Chapter 37, The Whole ‘Living’ Thing

Melodia sat across the table from two of the people she’d terrorized most, smiling politely at them.

“Drop it,” Arvel muttered, eyes narrow.

“The illusion is gone,” Melodia said, gesturing to the smaller horns on her head, “What you see before you is my true form, bereft of much of the power I’d been storing up for so long.”

“I meant the act,” he said firmly, “Drop it.”

Melodia’s sweet smile slowly faded, the light in her rich purple eyes dulling.

“Does the sight of me being happy truly offend you so?” she asked.

“Not sure it’s that so much,” Arvel said, “I get pissed off at such a damn farce.”

Melodia looked up at him, her melancholy gaze meeting his as she said, “I’m not sure humans and demons can ever understand one another. But I want to try. I want to make an honest effort. I want to know what it is about your mundane little life that made you so happy. I want to know what it is about ‘merely existing’ that made it worth all the pain and suffering. I want to know what would possess an entire town of people to struggle so hard to try to settle here.”

“Hope,” Rain said softly, “They do it because of hope.”

“Hope?” Melodia asked, “What could they possibly hope for in all of this?”

“The hope that the trees they plant today will bare fruit for their children, and their children’s children,” Rain said.
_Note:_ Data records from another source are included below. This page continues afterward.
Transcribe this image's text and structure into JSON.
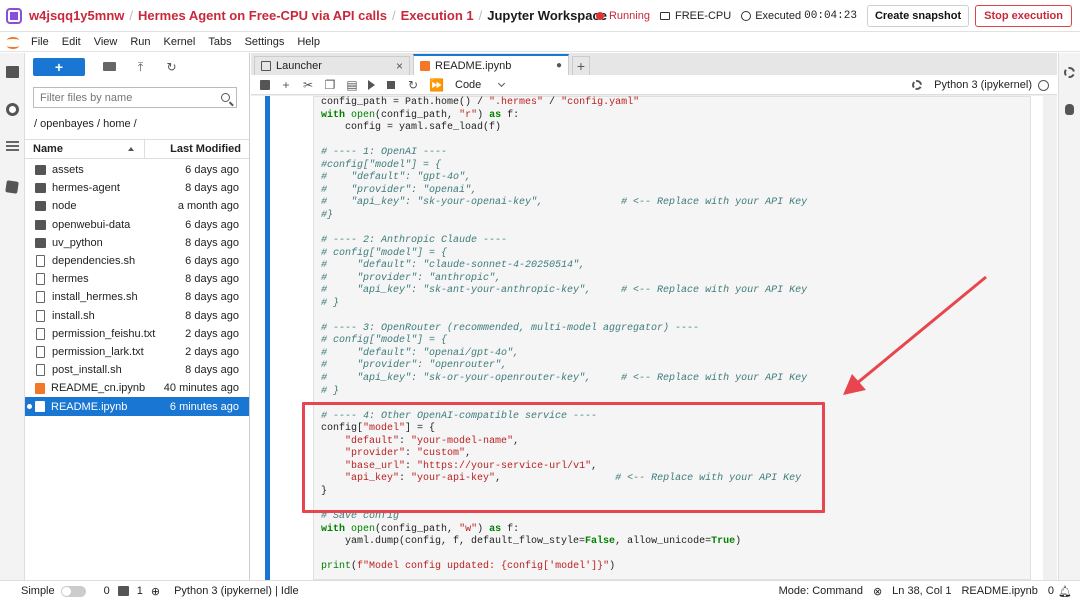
{
  "title_bar": {
    "crumbs": [
      "w4jsqq1y5mnw",
      "Hermes Agent on Free-CPU via API calls",
      "Execution 1",
      "Jupyter Workspace"
    ],
    "status": "Running",
    "plan": "FREE-CPU",
    "executed_label": "Executed",
    "executed_time": "00:04:23",
    "snapshot_button": "Create snapshot",
    "stop_button": "Stop execution"
  },
  "menu": [
    "File",
    "Edit",
    "View",
    "Run",
    "Kernel",
    "Tabs",
    "Settings",
    "Help"
  ],
  "file_browser": {
    "new_button": "+",
    "search_placeholder": "Filter files by name",
    "path": "/ openbayes / home /",
    "col_name": "Name",
    "col_modified": "Last Modified",
    "files": [
      {
        "name": "assets",
        "modified": "6 days ago",
        "icon": "folder-icon"
      },
      {
        "name": "hermes-agent",
        "modified": "8 days ago",
        "icon": "folder-icon"
      },
      {
        "name": "node",
        "modified": "a month ago",
        "icon": "folder-icon"
      },
      {
        "name": "openwebui-data",
        "modified": "6 days ago",
        "icon": "folder-icon"
      },
      {
        "name": "uv_python",
        "modified": "8 days ago",
        "icon": "folder-icon"
      },
      {
        "name": "dependencies.sh",
        "modified": "6 days ago",
        "icon": "file-icon"
      },
      {
        "name": "hermes",
        "modified": "8 days ago",
        "icon": "file-icon"
      },
      {
        "name": "install_hermes.sh",
        "modified": "8 days ago",
        "icon": "file-icon"
      },
      {
        "name": "install.sh",
        "modified": "8 days ago",
        "icon": "file-icon"
      },
      {
        "name": "permission_feishu.txt",
        "modified": "2 days ago",
        "icon": "file-icon"
      },
      {
        "name": "permission_lark.txt",
        "modified": "2 days ago",
        "icon": "file-icon"
      },
      {
        "name": "post_install.sh",
        "modified": "8 days ago",
        "icon": "file-icon"
      },
      {
        "name": "README_cn.ipynb",
        "modified": "40 minutes ago",
        "icon": "notebook-icon"
      },
      {
        "name": "README.ipynb",
        "modified": "6 minutes ago",
        "icon": "notebook-icon"
      }
    ]
  },
  "tabs": [
    {
      "label": "Launcher",
      "icon": "launcher-icon",
      "close": "×"
    },
    {
      "label": "README.ipynb",
      "icon": "notebook-icon",
      "close": "●"
    }
  ],
  "tab_add": "+",
  "notebook_toolbar": {
    "cell_type": "Code",
    "kernel": "Python 3 (ipykernel)"
  },
  "status_bar": {
    "mode_label": "Simple",
    "count_a": "0",
    "count_b": "1",
    "kernel_status": "Python 3 (ipykernel) | Idle",
    "mode": "Mode: Command",
    "cursor": "Ln 38, Col 1",
    "file": "README.ipynb",
    "notifications": "0"
  },
  "code_lines": [
    "config_path = Path.home() / \".hermes\" / \"config.yaml\"",
    "with open(config_path, \"r\") as f:",
    "    config = yaml.safe_load(f)",
    "",
    "# ---- 1: OpenAI ----",
    "#config[\"model\"] = {",
    "#    \"default\": \"gpt-4o\",",
    "#    \"provider\": \"openai\",",
    "#    \"api_key\": \"sk-your-openai-key\",             # <-- Replace with your API Key",
    "#}",
    "",
    "# ---- 2: Anthropic Claude ----",
    "# config[\"model\"] = {",
    "#     \"default\": \"claude-sonnet-4-20250514\",",
    "#     \"provider\": \"anthropic\",",
    "#     \"api_key\": \"sk-ant-your-anthropic-key\",     # <-- Replace with your API Key",
    "# }",
    "",
    "# ---- 3: OpenRouter (recommended, multi-model aggregator) ----",
    "# config[\"model\"] = {",
    "#     \"default\": \"openai/gpt-4o\",",
    "#     \"provider\": \"openrouter\",",
    "#     \"api_key\": \"sk-or-your-openrouter-key\",     # <-- Replace with your API Key",
    "# }",
    "",
    "# ---- 4: Other OpenAI-compatible service ----",
    "config[\"model\"] = {",
    "    \"default\": \"your-model-name\",",
    "    \"provider\": \"custom\",",
    "    \"base_url\": \"https://your-service-url/v1\",",
    "    \"api_key\": \"your-api-key\",                   # <-- Replace with your API Key",
    "}",
    "",
    "# Save config",
    "with open(config_path, \"w\") as f:",
    "    yaml.dump(config, f, default_flow_style=False, allow_unicode=True)",
    "",
    "print(f\"Model config updated: {config['model']}\")"
  ],
  "annotation": {
    "color": "#e8464e"
  }
}
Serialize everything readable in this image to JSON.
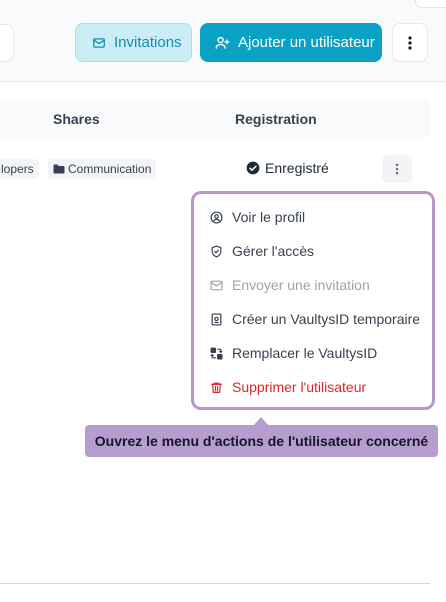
{
  "toolbar": {
    "invitations_label": "Invitations",
    "add_user_label": "Ajouter un utilisateur"
  },
  "table": {
    "headers": {
      "shares": "Shares",
      "registration": "Registration"
    },
    "row": {
      "share_chips": [
        "lopers",
        "Communication"
      ],
      "registration_status": "Enregistré"
    }
  },
  "action_menu": {
    "items": [
      {
        "label": "Voir le profil",
        "icon": "user-circle-icon",
        "state": "normal"
      },
      {
        "label": "Gérer l'accès",
        "icon": "shield-icon",
        "state": "normal"
      },
      {
        "label": "Envoyer une invitation",
        "icon": "mail-icon",
        "state": "disabled"
      },
      {
        "label": "Créer un VaultysID temporaire",
        "icon": "id-card-icon",
        "state": "normal"
      },
      {
        "label": "Remplacer le VaultysID",
        "icon": "swap-icon",
        "state": "normal"
      },
      {
        "label": "Supprimer l'utilisateur",
        "icon": "trash-icon",
        "state": "danger"
      }
    ]
  },
  "tooltip": {
    "text": "Ouvrez le menu d'actions de l'utilisateur concerné"
  },
  "colors": {
    "accent": "#0aa2c4",
    "accent_light": "#cbeef6",
    "highlight": "#b896cc",
    "danger": "#dc2626"
  }
}
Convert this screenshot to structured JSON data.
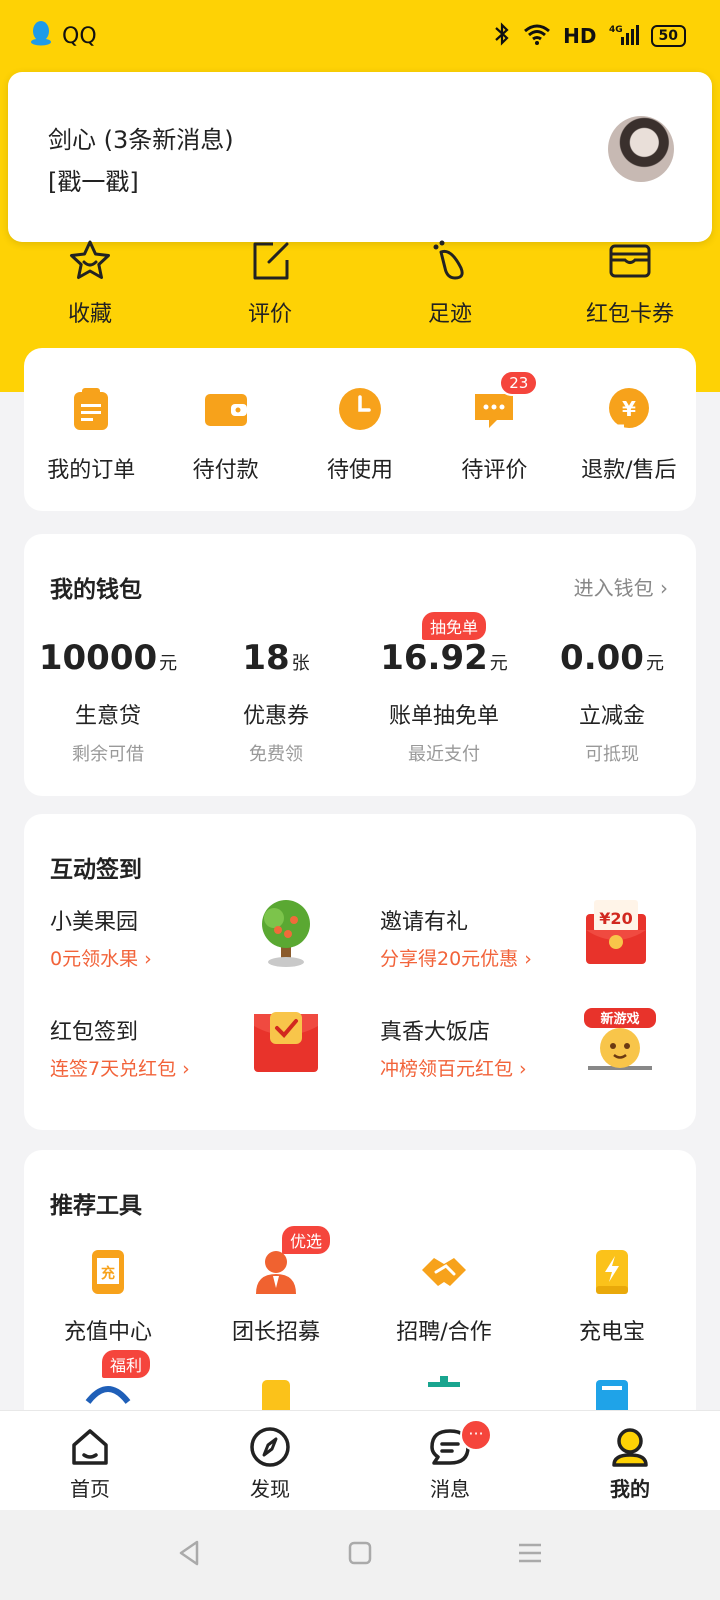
{
  "status_bar": {
    "app": "QQ",
    "network": "HD",
    "signal": "4G",
    "battery": "50"
  },
  "notification": {
    "title": "剑心 (3条新消息)",
    "body": "[戳一戳]"
  },
  "quick_actions": [
    {
      "label": "收藏",
      "icon": "star-icon"
    },
    {
      "label": "评价",
      "icon": "edit-icon"
    },
    {
      "label": "足迹",
      "icon": "footprint-icon"
    },
    {
      "label": "红包卡券",
      "icon": "wallet-card-icon"
    }
  ],
  "orders": [
    {
      "label": "我的订单",
      "icon": "clipboard-icon"
    },
    {
      "label": "待付款",
      "icon": "wallet-icon"
    },
    {
      "label": "待使用",
      "icon": "clock-icon"
    },
    {
      "label": "待评价",
      "icon": "chat-bubble-icon",
      "badge": "23"
    },
    {
      "label": "退款/售后",
      "icon": "refund-icon"
    }
  ],
  "wallet": {
    "title": "我的钱包",
    "link": "进入钱包",
    "items": [
      {
        "value": "10000",
        "unit": "元",
        "name": "生意贷",
        "sub": "剩余可借"
      },
      {
        "value": "18",
        "unit": "张",
        "name": "优惠券",
        "sub": "免费领"
      },
      {
        "value": "16.92",
        "unit": "元",
        "name": "账单抽免单",
        "sub": "最近支付",
        "tag": "抽免单"
      },
      {
        "value": "0.00",
        "unit": "元",
        "name": "立减金",
        "sub": "可抵现"
      }
    ]
  },
  "interactive": {
    "title": "互动签到",
    "items": [
      {
        "title": "小美果园",
        "sub": "0元领水果 ›",
        "icon": "fruit-tree-icon"
      },
      {
        "title": "邀请有礼",
        "sub": "分享得20元优惠 ›",
        "icon": "red-envelope-20-icon",
        "badge_text": "¥20"
      },
      {
        "title": "红包签到",
        "sub": "连签7天兑红包 ›",
        "icon": "red-envelope-check-icon"
      },
      {
        "title": "真香大饭店",
        "sub": "冲榜领百元红包 ›",
        "icon": "new-game-icon",
        "badge_text": "新游戏"
      }
    ]
  },
  "tools": {
    "title": "推荐工具",
    "items": [
      {
        "label": "充值中心",
        "icon": "recharge-icon",
        "glyph": "充"
      },
      {
        "label": "团长招募",
        "icon": "leader-icon",
        "badge": "优选"
      },
      {
        "label": "招聘/合作",
        "icon": "handshake-icon"
      },
      {
        "label": "充电宝",
        "icon": "power-bank-icon"
      }
    ],
    "row2_badge": "福利"
  },
  "bottom_nav": [
    {
      "label": "首页",
      "icon": "home-icon"
    },
    {
      "label": "发现",
      "icon": "compass-icon"
    },
    {
      "label": "消息",
      "icon": "message-icon",
      "dot": "···"
    },
    {
      "label": "我的",
      "icon": "profile-icon",
      "active": true
    }
  ],
  "colors": {
    "brand_yellow": "#fed205",
    "accent_orange": "#f7a21b",
    "badge_red": "#f5453c",
    "link_orange": "#f2633a"
  }
}
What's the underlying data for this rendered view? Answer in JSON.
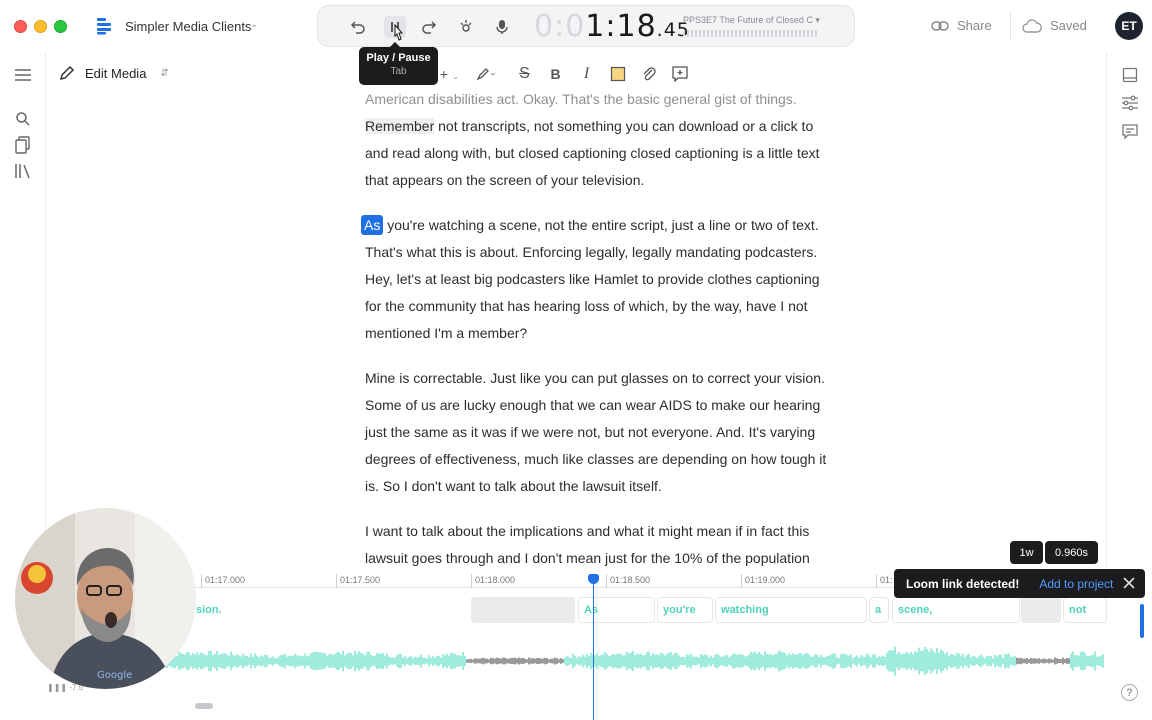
{
  "window": {
    "project_name": "Simpler Media Clients"
  },
  "transport": {
    "timecode_dim": "0:0",
    "timecode_main": "1:18",
    "timecode_frac": ".45",
    "doc_title": "PPS3E7 The Future of Closed C"
  },
  "topbar": {
    "share_label": "Share",
    "saved_label": "Saved",
    "avatar_initials": "ET"
  },
  "tooltip": {
    "title": "Play / Pause",
    "shortcut": "Tab"
  },
  "editor": {
    "mode_label": "Edit Media"
  },
  "transcript": {
    "p1": {
      "line1": "American disabilities act. Okay. That's the basic general gist of things.",
      "line2_hl": "Remember",
      "line2_rest": " not transcripts, not something you can download or a click to",
      "line3": "and read along with, but closed captioning closed captioning is a little text",
      "line4": "that appears on the screen of your television."
    },
    "p2": {
      "active_word": "As",
      "line1_rest": " you're watching a scene, not the entire script, just a line or two of text.",
      "line2": "That's what this is about. Enforcing legally, legally mandating podcasters.",
      "line3": "Hey, let's at least big podcasters like Hamlet to provide clothes captioning",
      "line4": "for the community that has hearing loss of which, by the way, have I not",
      "line5": "mentioned I'm a member?"
    },
    "p3": {
      "line1": "Mine is correctable. Just like you can put glasses on to correct your vision.",
      "line2": "Some of us are lucky enough that we can wear AIDS to make our hearing",
      "line3": "just the same as it was if we were not, but not everyone. And. It's varying",
      "line4": "degrees of effectiveness, much like classes are depending on how tough it",
      "line5": "is. So I don't want to talk about the lawsuit itself."
    },
    "p4": {
      "line1": "I want to talk about the implications and what it might mean if in fact this",
      "line2": "lawsuit goes through and I don't mean just for the 10% of the population"
    }
  },
  "speed_chip": {
    "gap": "1w",
    "duration": "0.960s"
  },
  "toast": {
    "message": "Loom link detected!",
    "action": "Add to project"
  },
  "timeline": {
    "ticks": [
      "01:17.000",
      "01:17.500",
      "01:18.000",
      "01:18.500",
      "01:19.000",
      "01:"
    ],
    "words": [
      "sion.",
      "As",
      "you're",
      "watching",
      "a",
      "scene,",
      "not"
    ],
    "gain_label": "-7.5",
    "playhead_time": "01:18.45"
  },
  "colors": {
    "accent": "#1f6fe5",
    "waveform": "#5fe0c4",
    "word_text": "#4fd1b7",
    "dark": "#1c1c1e"
  }
}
She looked down at the table, before looking back up at Melodia, and said, “Lunette told me the kinds of things you two talked about. The way you spoke of children like we had them only to live vicariously through them when our own lives ended in disappointment. But that’s not it.”

“Loving someone means wanting the best for them,” Arvel said, “Sometimes it means making sacrifices for them.”

“And you love your children?” Melodia asked, “What drives you to love a parasite?”

Rain’s brow furrowed, and she opened her mouth to speak, but she paused when she felt the squeeze of Arvel’s hand on her shoulder.

“Figure it out,” Arvel said.

Rain looked up at him, surprised.

“Then...” Melodia murmured.

“I ain’t gonna run you out of town just for bein’ here,” Arvel said, “Not so long as you’re putin’ an honest effort into things. But if you harm a single person... If I see the first sign of one of your underlings in the area... If you so much as look at one of the people here sideways, I’m gonna cut you down.”

Slowly, a weak smile rose on Melodia’s lips.

“I’m gonna tell Fidge, Lunette, and Freddy,” he said, “But beyond that, it’s up to you to make yourself passably human. None of your magical charmin’.”

“The power I kept has dwindled greatly,” Melodia said, “I already gave much of it away before I came here. If I want to be able to sustain myself and keep up my glamor, I can’t be going around trying to enchant the entire settlement. I managed it just long enough for them to not question why I was here, and now that they know my name and have had a few pleasant chats with me, no one wants to second guess my presence.”

Melodia then looked at Rain and smiled.

“Miraculous, isn’t it?” the demoness asked, “Even without using enchantment magic, the power of ‘being pretty’ is impressive.”

Rain’s brow furrowed, and she slowly stood from the table, saying, “We’ll be keeping an eye on you.”

Rain walked out of the little hovel first, and Arvel followed a few steps behind her, as she walked away from the gravel road and away from the settlement.

“Are you mad I didn’t kill her?” Arvel asked.

“No,” Rain said, stopping in her tracks. With her back still turned to him, she tilted her head and said, “No... But also yes. Nh... It’s complicated.”

Arvel shook his head and asked, “What ain’t?”

Rain spun around on her heel and asked, “What do we do? There’s a demon living in our settlement now. Do we really just let her stay? We can’t trust her.”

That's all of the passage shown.